Era um sábado, esse dia que ficaria para sempre registado na História - um frio mas luminoso sábado do Outono português. A pé, a cavalo ou em coches, os homens que iam restaurar Portugal iam chegando tranquilamente, e antes ainda das nove todos eles ocupavam os seus postos. Era tão completa a confiança no êxito da empresa que, tendo João Pinto Ribeiro encontrado um amigo que lhe perguntou aonde ia, lhe respondeu serenamente:
- Não se preocupe. Vamos ali abaixo, à sala real, e num instante tiramos um rei e pomos outro ...
Um velho provérbio latino diz que «a fortuna protege os audaciosos» (audaces fortuna juvat), e não muitas vezes terá tido tão perfeita significação ...
A MORTE DE MIGUEL DE VASCONCELOS
Citamos mais uma vez Pinheiro Chagas - e provavelmente voltaremos ainda a citá-lo. Embora escrevendo à maneira da sua época, aquele a quem Eça de Queirós chamava, gracejando, «o brigadeiro Chagas» foi um polígrafo de indiscutível relevo, que se ocupou dos mais variados assuntos e a quem é impossível ignorar no panorama literário do século XIX - a sua Morgadinha de Valjlor não esquecerá, por exemplo. No entanto (e esta opinião nada tem de pejorativa), nos seus trabalhos de História sente-se sempre, e com prazer, o «cronista» cuja fecunda imaginação, sem alterar a verdade dos factos, de larga maneira ameniza a possível secura de uma simples narrativa.
Com o devido respeito, pois, citamos Pinheiro Chagas:
«A aparência pacífica dos coches que iam chegando ao Terreiro do Paço não assustou os soldados da guarda, habituados como estavam à presença matutina, junto do palácio, dos cortesãos da duquesa. Prontos a agir, os conjurados esperavam com impaciência o soar da hora combinada.
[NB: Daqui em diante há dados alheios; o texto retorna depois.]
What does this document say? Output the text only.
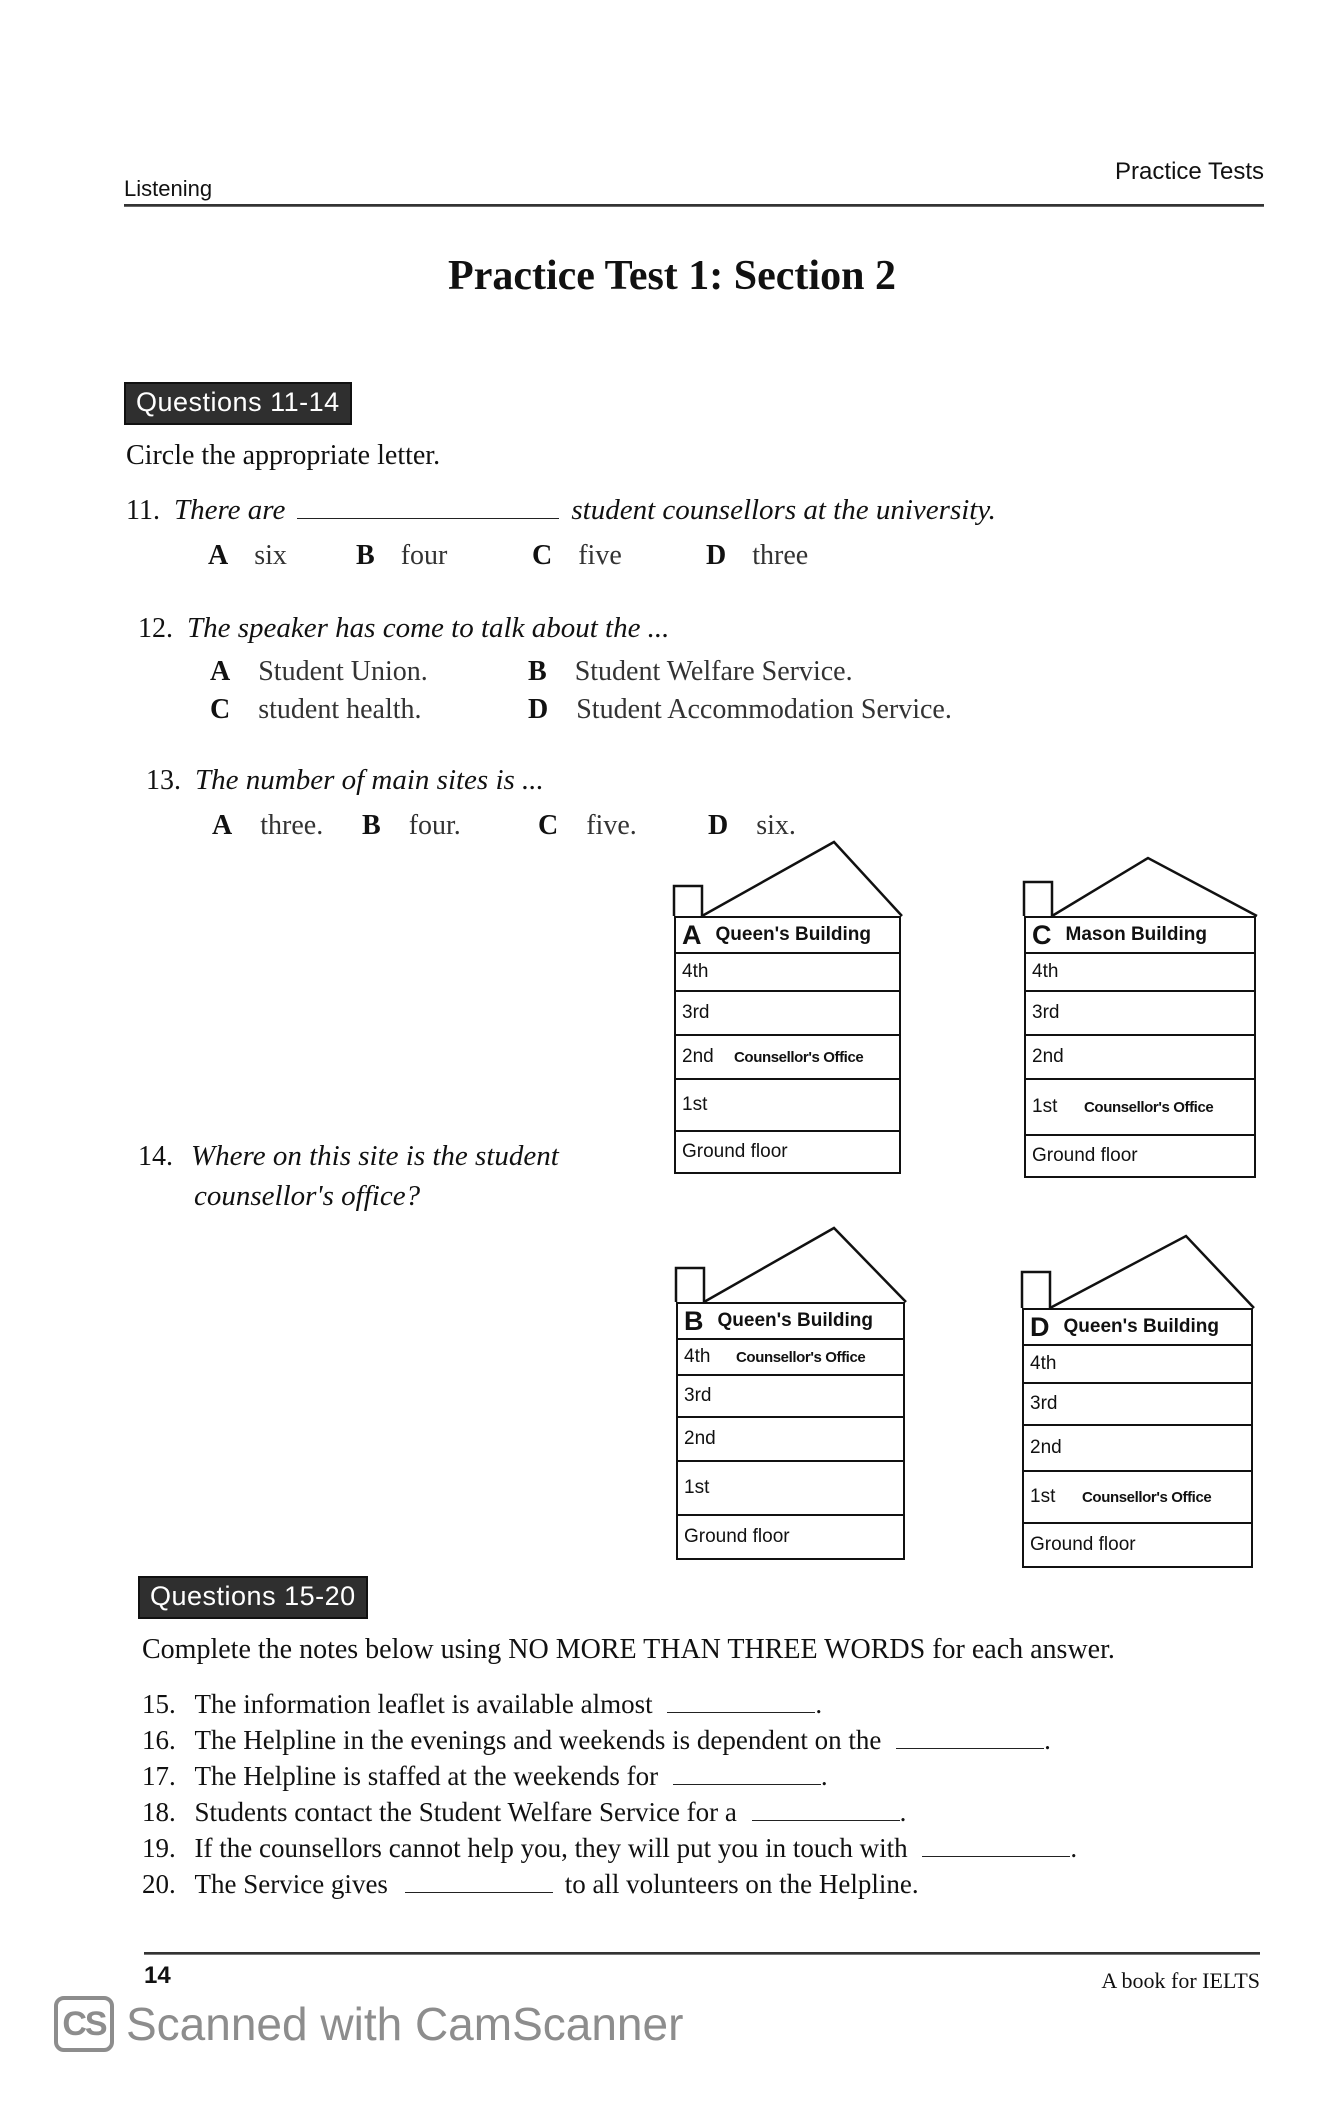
Listening
Practice Tests
Practice Test 1: Section 2
Questions 11-14
Circle the appropriate letter.
11. There are	student counsellors at the university.
A six B four	C five	D three
12. The speaker has come to talk about the ...
A Student Union.	B Student Welfare Service.
C student health.	D Student Accommodation Service.
13. The number of main sites is ...
A three. B four.	C five.	D six.
14. Where on this site is the student
counsellor's office?
A Queen's Building
4th
3rd
2nd	Counsellor's Office
1st
Ground floor
C Mason Building
4th
3rd
2nd
1st	Counsellor's Office
Ground floor
B Queen's Building
4th	Counsellor's Office
3rd
2nd
1st
Ground floor
D Queen's Building
4th
3rd
2nd
1st	Counsellor's Office
Ground floor
Questions 15-20
Complete the notes below using NO MORE THAN THREE WORDS for each answer.
15. The information leaflet is available almost	.
16. The Helpline in the evenings and weekends is dependent on the	.
17. The Helpline is staffed at the weekends for	.
18. Students contact the Student Welfare Service for a	.
19. If the counsellors cannot help you, they will put you in touch with	.
20. The Service gives	to all volunteers on the Helpline.
14	A book for IELTS
CS Scanned with CamScanner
Nove horas. Abrem-se quase ao mesmo tempo as portinholas dos coches, e os fidalgos descem; entretanto, Jorge de MeIo, Estêvão da Cunha, António de MeIo e Castro, o padre Nicolau da Maia e outros esperam ainda, dentro das carruagens, que venha do palácio o sinal de assaltarem a guarda castelhana. Os outros conjurados, a maioria, sobem rapidamente as escadas, entram na sala dos archeiros tudescos e, sem lhes darem tempo para suspeitar o que ia acontecer, desembainham as espadas e derrubam os cabides das alabardas. Fogem os archeiros, atónitos e desarmados, embora alguns tentem defender a entrada do corredor que conduzia aos quartos de Miguel de Vasconcelos e aos aposentos da duquesa de Mântua. No entanto, acabam também por fugir, atacados por Luís Godinho Benavente e mais três ou quatro fidalgos, deixando um morto e um ferido estendidos no chão.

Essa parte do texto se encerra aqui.